Interview (Teil 2) mit Saskia Weiß, Geschäftsführerin der Deutschen Alzheimer Gesellschaft e.V.

18.10.2024

6 Minuten Lesedauer

Interview (Teil 2) mit Saskia Weiß, Geschäftsführerin der Deutschen Alzheimer Gesellschaft e.V.

Im ersten Teil unseres Interviews mit Saskia Weiß ging es um Symptome, Präventionsmaßnahmen und die wichtige Rolle der Angehörigen bei Demenz-Erkrankten. Im zweiten Teil werfen wir einen gemeinsamen Blick auf den aktuellen Stand der Wissenschaft, die Rolle der KI und die Unterstützung von politischer Seite.

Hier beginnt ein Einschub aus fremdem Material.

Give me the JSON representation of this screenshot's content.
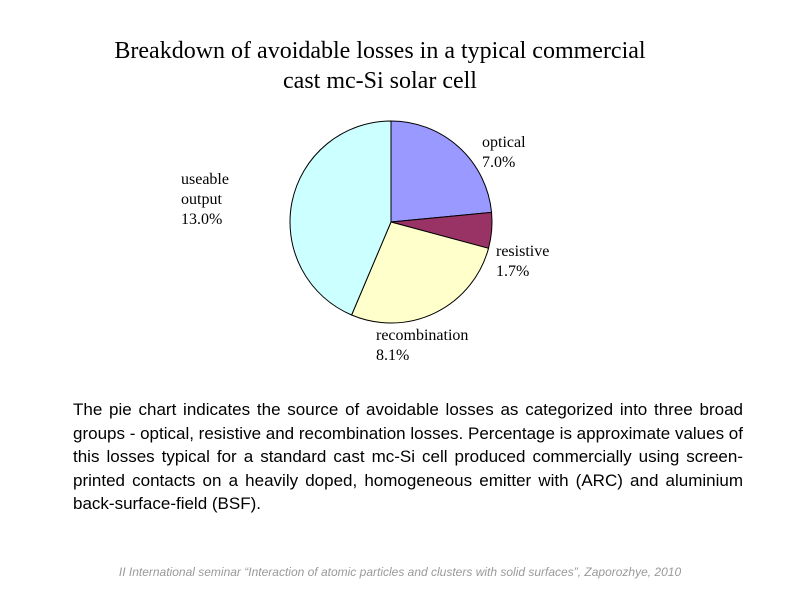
{
  "chart_data": {
    "type": "pie",
    "title": "Breakdown of avoidable losses in a typical commercial cast mc-Si solar cell",
    "title_lines": [
      "Breakdown of avoidable losses in a typical commercial",
      "cast mc-Si solar cell"
    ],
    "slices": [
      {
        "name": "optical",
        "label_lines": [
          "optical"
        ],
        "value": 7.0,
        "value_label": "7.0%",
        "color": "#9999ff"
      },
      {
        "name": "resistive",
        "label_lines": [
          "resistive"
        ],
        "value": 1.7,
        "value_label": "1.7%",
        "color": "#993366"
      },
      {
        "name": "recombination",
        "label_lines": [
          "recombination"
        ],
        "value": 8.1,
        "value_label": "8.1%",
        "color": "#ffffcc"
      },
      {
        "name": "useable output",
        "label_lines": [
          "useable",
          "output"
        ],
        "value": 13.0,
        "value_label": "13.0%",
        "color": "#ccffff"
      }
    ]
  },
  "description": "The pie chart indicates the source of avoidable losses as categorized into three broad groups - optical, resistive and recombination losses. Percentage is approximate values of this losses typical for a standard cast mc-Si cell produced commercially using screen-printed contacts on a heavily doped, homogeneous emitter with (ARC) and aluminium back-surface-field (BSF).",
  "footer": "II International seminar “Interaction of atomic particles and clusters with solid surfaces”, Zaporozhye, 2010"
}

Wie beurteilen Sie den aktuellen Stand der Wissenschaft?

Saskia Weiß: Aktuell gibt es große Bewegungen und Diskussionen im Bereich der Frühdiagnostik und Medikamentenentwicklung. Allerdings werden die aktuell in der Entwicklung befindlichen Medikamente, die so genannten Anti-Amyloid-Antikörper, nur für einen kleinen Teil der Betroffenen von Nutzen sein, nämlich für Alzheimer-Patienten in einem sehr frühen Stadium der Demenz. Ein Beispiel hierfür ist Lecanemab, dass beispielsweise den USA zugelassen ist, in Europa aber nicht.

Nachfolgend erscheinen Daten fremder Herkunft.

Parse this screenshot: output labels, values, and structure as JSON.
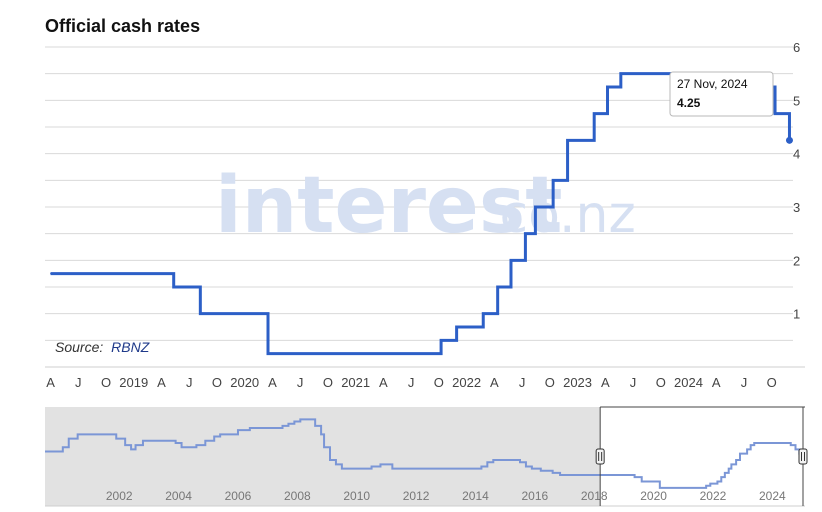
{
  "title": "Official cash rates",
  "source_label": "Source:",
  "source_name": "RBNZ",
  "watermark": "interest",
  "watermark_suffix": ".co.nz",
  "tooltip": {
    "date": "27 Nov, 2024",
    "value": "4.25"
  },
  "colors": {
    "line": "#2c5fc7",
    "navigator_line": "#7b96d6",
    "navigator_mask": "#e2e2e2",
    "grid": "#d9d9d9"
  },
  "chart_data": {
    "type": "line",
    "step": true,
    "title": "Official cash rates",
    "ylim": [
      0,
      6
    ],
    "y_ticks": [
      1,
      2,
      3,
      4,
      5,
      6
    ],
    "xlim": [
      2018.2,
      2025.05
    ],
    "x_tick_labels": [
      {
        "x": 2018.25,
        "label": "A"
      },
      {
        "x": 2018.5,
        "label": "J"
      },
      {
        "x": 2018.75,
        "label": "O"
      },
      {
        "x": 2019.0,
        "label": "2019"
      },
      {
        "x": 2019.25,
        "label": "A"
      },
      {
        "x": 2019.5,
        "label": "J"
      },
      {
        "x": 2019.75,
        "label": "O"
      },
      {
        "x": 2020.0,
        "label": "2020"
      },
      {
        "x": 2020.25,
        "label": "A"
      },
      {
        "x": 2020.5,
        "label": "J"
      },
      {
        "x": 2020.75,
        "label": "O"
      },
      {
        "x": 2021.0,
        "label": "2021"
      },
      {
        "x": 2021.25,
        "label": "A"
      },
      {
        "x": 2021.5,
        "label": "J"
      },
      {
        "x": 2021.75,
        "label": "O"
      },
      {
        "x": 2022.0,
        "label": "2022"
      },
      {
        "x": 2022.25,
        "label": "A"
      },
      {
        "x": 2022.5,
        "label": "J"
      },
      {
        "x": 2022.75,
        "label": "O"
      },
      {
        "x": 2023.0,
        "label": "2023"
      },
      {
        "x": 2023.25,
        "label": "A"
      },
      {
        "x": 2023.5,
        "label": "J"
      },
      {
        "x": 2023.75,
        "label": "O"
      },
      {
        "x": 2024.0,
        "label": "2024"
      },
      {
        "x": 2024.25,
        "label": "A"
      },
      {
        "x": 2024.5,
        "label": "J"
      },
      {
        "x": 2024.75,
        "label": "O"
      }
    ],
    "series": [
      {
        "values": [
          {
            "x": 2018.25,
            "y": 1.75
          },
          {
            "x": 2019.36,
            "y": 1.5
          },
          {
            "x": 2019.6,
            "y": 1.0
          },
          {
            "x": 2020.21,
            "y": 0.25
          },
          {
            "x": 2021.77,
            "y": 0.5
          },
          {
            "x": 2021.91,
            "y": 0.75
          },
          {
            "x": 2022.15,
            "y": 1.0
          },
          {
            "x": 2022.28,
            "y": 1.5
          },
          {
            "x": 2022.4,
            "y": 2.0
          },
          {
            "x": 2022.53,
            "y": 2.5
          },
          {
            "x": 2022.62,
            "y": 3.0
          },
          {
            "x": 2022.78,
            "y": 3.5
          },
          {
            "x": 2022.91,
            "y": 4.25
          },
          {
            "x": 2023.15,
            "y": 4.75
          },
          {
            "x": 2023.27,
            "y": 5.25
          },
          {
            "x": 2023.39,
            "y": 5.5
          },
          {
            "x": 2024.62,
            "y": 5.25
          },
          {
            "x": 2024.78,
            "y": 4.75
          },
          {
            "x": 2024.91,
            "y": 4.25
          }
        ]
      }
    ],
    "navigator": {
      "xlim": [
        1999.5,
        2025.1
      ],
      "ylim": [
        0,
        9
      ],
      "x_tick_labels": [
        {
          "x": 2002,
          "label": "2002"
        },
        {
          "x": 2004,
          "label": "2004"
        },
        {
          "x": 2006,
          "label": "2006"
        },
        {
          "x": 2008,
          "label": "2008"
        },
        {
          "x": 2010,
          "label": "2010"
        },
        {
          "x": 2012,
          "label": "2012"
        },
        {
          "x": 2014,
          "label": "2014"
        },
        {
          "x": 2016,
          "label": "2016"
        },
        {
          "x": 2018,
          "label": "2018"
        },
        {
          "x": 2020,
          "label": "2020"
        },
        {
          "x": 2022,
          "label": "2022"
        },
        {
          "x": 2024,
          "label": "2024"
        }
      ],
      "selection": [
        2018.2,
        2025.1
      ],
      "values": [
        {
          "x": 1999.5,
          "y": 4.5
        },
        {
          "x": 2000.1,
          "y": 5.0
        },
        {
          "x": 2000.3,
          "y": 6.0
        },
        {
          "x": 2000.6,
          "y": 6.5
        },
        {
          "x": 2001.9,
          "y": 6.0
        },
        {
          "x": 2002.2,
          "y": 5.25
        },
        {
          "x": 2002.4,
          "y": 4.75
        },
        {
          "x": 2002.55,
          "y": 5.25
        },
        {
          "x": 2002.8,
          "y": 5.75
        },
        {
          "x": 2003.9,
          "y": 5.5
        },
        {
          "x": 2004.1,
          "y": 5.0
        },
        {
          "x": 2004.6,
          "y": 5.25
        },
        {
          "x": 2004.9,
          "y": 5.75
        },
        {
          "x": 2005.2,
          "y": 6.25
        },
        {
          "x": 2005.4,
          "y": 6.5
        },
        {
          "x": 2006.0,
          "y": 7.0
        },
        {
          "x": 2006.4,
          "y": 7.25
        },
        {
          "x": 2007.5,
          "y": 7.5
        },
        {
          "x": 2007.7,
          "y": 7.75
        },
        {
          "x": 2007.9,
          "y": 8.0
        },
        {
          "x": 2008.1,
          "y": 8.25
        },
        {
          "x": 2008.6,
          "y": 7.5
        },
        {
          "x": 2008.8,
          "y": 6.5
        },
        {
          "x": 2008.9,
          "y": 5.0
        },
        {
          "x": 2009.1,
          "y": 3.5
        },
        {
          "x": 2009.3,
          "y": 3.0
        },
        {
          "x": 2009.5,
          "y": 2.5
        },
        {
          "x": 2010.5,
          "y": 2.75
        },
        {
          "x": 2010.8,
          "y": 3.0
        },
        {
          "x": 2011.2,
          "y": 2.5
        },
        {
          "x": 2014.2,
          "y": 2.75
        },
        {
          "x": 2014.4,
          "y": 3.25
        },
        {
          "x": 2014.6,
          "y": 3.5
        },
        {
          "x": 2015.5,
          "y": 3.25
        },
        {
          "x": 2015.7,
          "y": 2.75
        },
        {
          "x": 2015.9,
          "y": 2.5
        },
        {
          "x": 2016.2,
          "y": 2.25
        },
        {
          "x": 2016.6,
          "y": 2.0
        },
        {
          "x": 2016.85,
          "y": 1.75
        },
        {
          "x": 2019.36,
          "y": 1.5
        },
        {
          "x": 2019.6,
          "y": 1.0
        },
        {
          "x": 2020.21,
          "y": 0.25
        },
        {
          "x": 2021.77,
          "y": 0.5
        },
        {
          "x": 2021.91,
          "y": 0.75
        },
        {
          "x": 2022.15,
          "y": 1.0
        },
        {
          "x": 2022.28,
          "y": 1.5
        },
        {
          "x": 2022.4,
          "y": 2.0
        },
        {
          "x": 2022.53,
          "y": 2.5
        },
        {
          "x": 2022.62,
          "y": 3.0
        },
        {
          "x": 2022.78,
          "y": 3.5
        },
        {
          "x": 2022.91,
          "y": 4.25
        },
        {
          "x": 2023.15,
          "y": 4.75
        },
        {
          "x": 2023.27,
          "y": 5.25
        },
        {
          "x": 2023.39,
          "y": 5.5
        },
        {
          "x": 2024.62,
          "y": 5.25
        },
        {
          "x": 2024.78,
          "y": 4.75
        },
        {
          "x": 2024.91,
          "y": 4.25
        },
        {
          "x": 2025.1,
          "y": 4.25
        }
      ]
    }
  }
}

Kann Künstliche Intelligenz (KI) bei der Erkennung von Demenz und deren Behandlung helfen?

Saskia Weiß: In den letzten Jahren wurden einige Apps entwickelt, die sowohl die Diagnostik als auch die Patientinnen und Patienten unterstützen sollen. Die Themen KI, Robotik und Digitalisierung spielen dabei eine wichtige Rolle und werden auch immer mehr an Bedeutung gewinnen. Die Forschung in dem Bereich ist seit vielen Jahren sehr aktiv. Leider ist es im Moment aber so, dass diese Innovationen zumeist keine Marktreife erreichen und damit den Betroffenen nicht zugutekommen können. Es wäre sehr hilfreich, wenn gut evaluierte Projekte in die Regelversorgung der Kranken- oder Pflegekassen integriert würden. Dies gilt im Übrigen nicht nur für die technisch-digitale Unterstützung, sondern auch für Versorgungsangebote oder nicht-medikamentöse Therapieformen.

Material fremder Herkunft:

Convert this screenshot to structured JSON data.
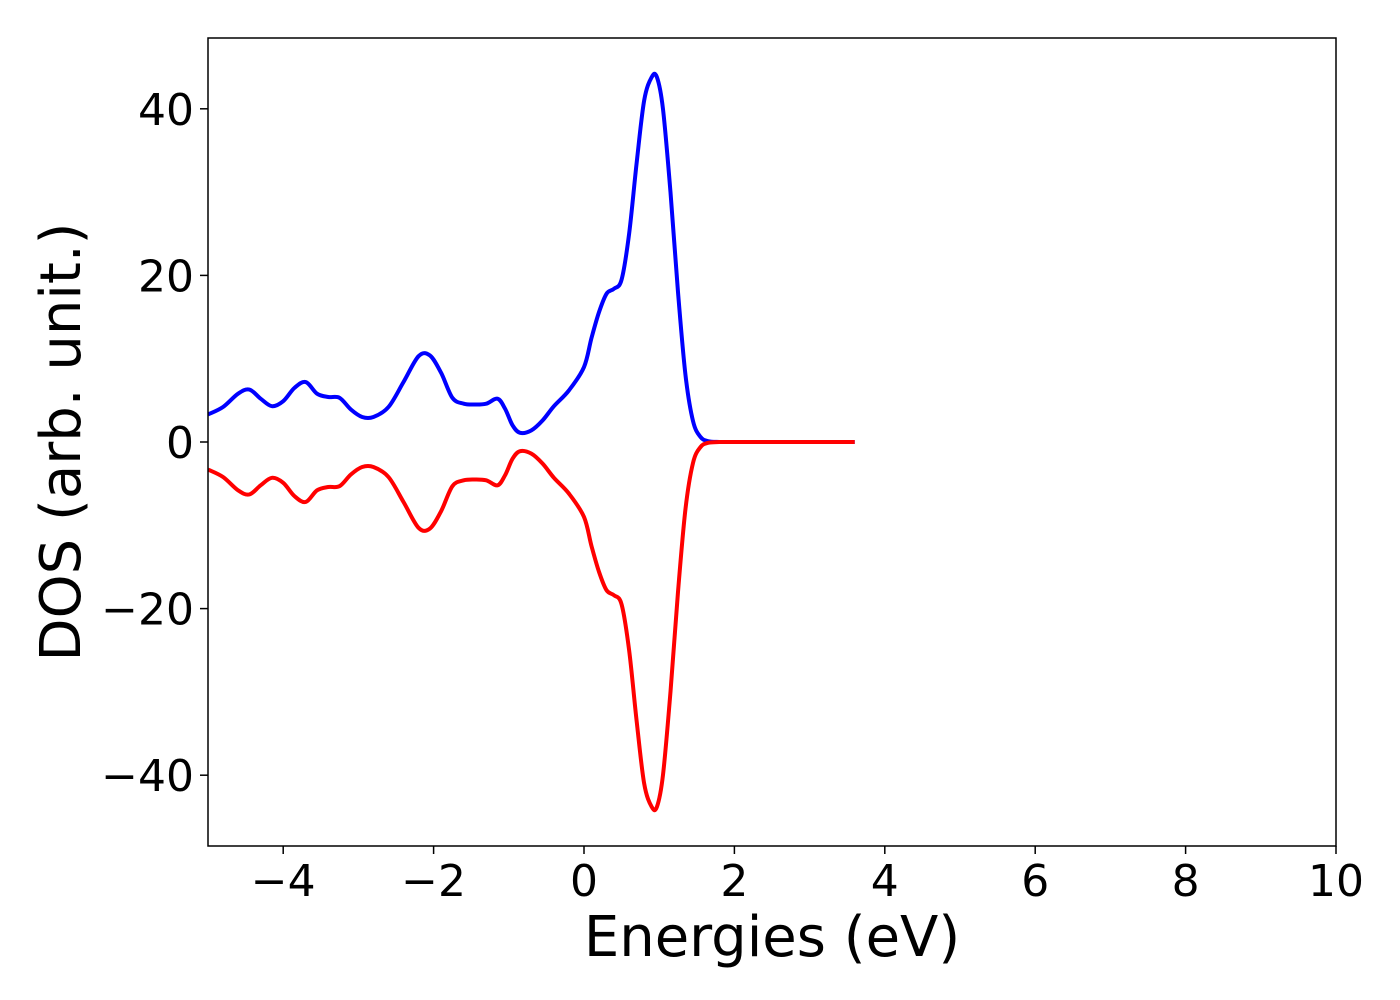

Dann passt die nächste Frage gut: Was wünschen Sie sich denn von der Politik? Welche Initiativen bräuchten sie, damit die Arbeit mit Menschen oder für Menschen mit Demenz und ihren Angehörigen besser wird?

Saskia Weiß: Es müsste eine Pflegereform geben, die den Familien auch wirklich nützt. Damit einher geht der Ausbau der Versorgungsstruktur. Hier kommt zudem wieder das Thema Innovationen ins Spiel – nämlich die Förderung von Innovationen, die wirklich hilfreich für den Alltag sein könnten.

Für uns als Selbsthilfeorganisation spielt ganz klar die Stärkung der Selbsthilfeförderung eine wichtige Rolle. Wir finanzieren uns aus Spenden und Erbschaften, aber eben auch aus Fördermitteln. Hier brauchen wir dringend ein Mehr an finanziellen Mitteln. Auch eine Stärkung des Ehrenamts ist elementar für unsere Arbeit. Es wird immer schwieriger Ehrenamtliche zu finden, besonders für zum Beispiel die anspruchsvolle Vorstandstätigkeit. Dies führt dann wiederum dazu, dass sich Vereine auflösen. Steuererleichterungen für ehrenamtlich Tätige oder eine Anrechnung des Ehrenamts auf die Arbeitszeit könnten sich anbieten.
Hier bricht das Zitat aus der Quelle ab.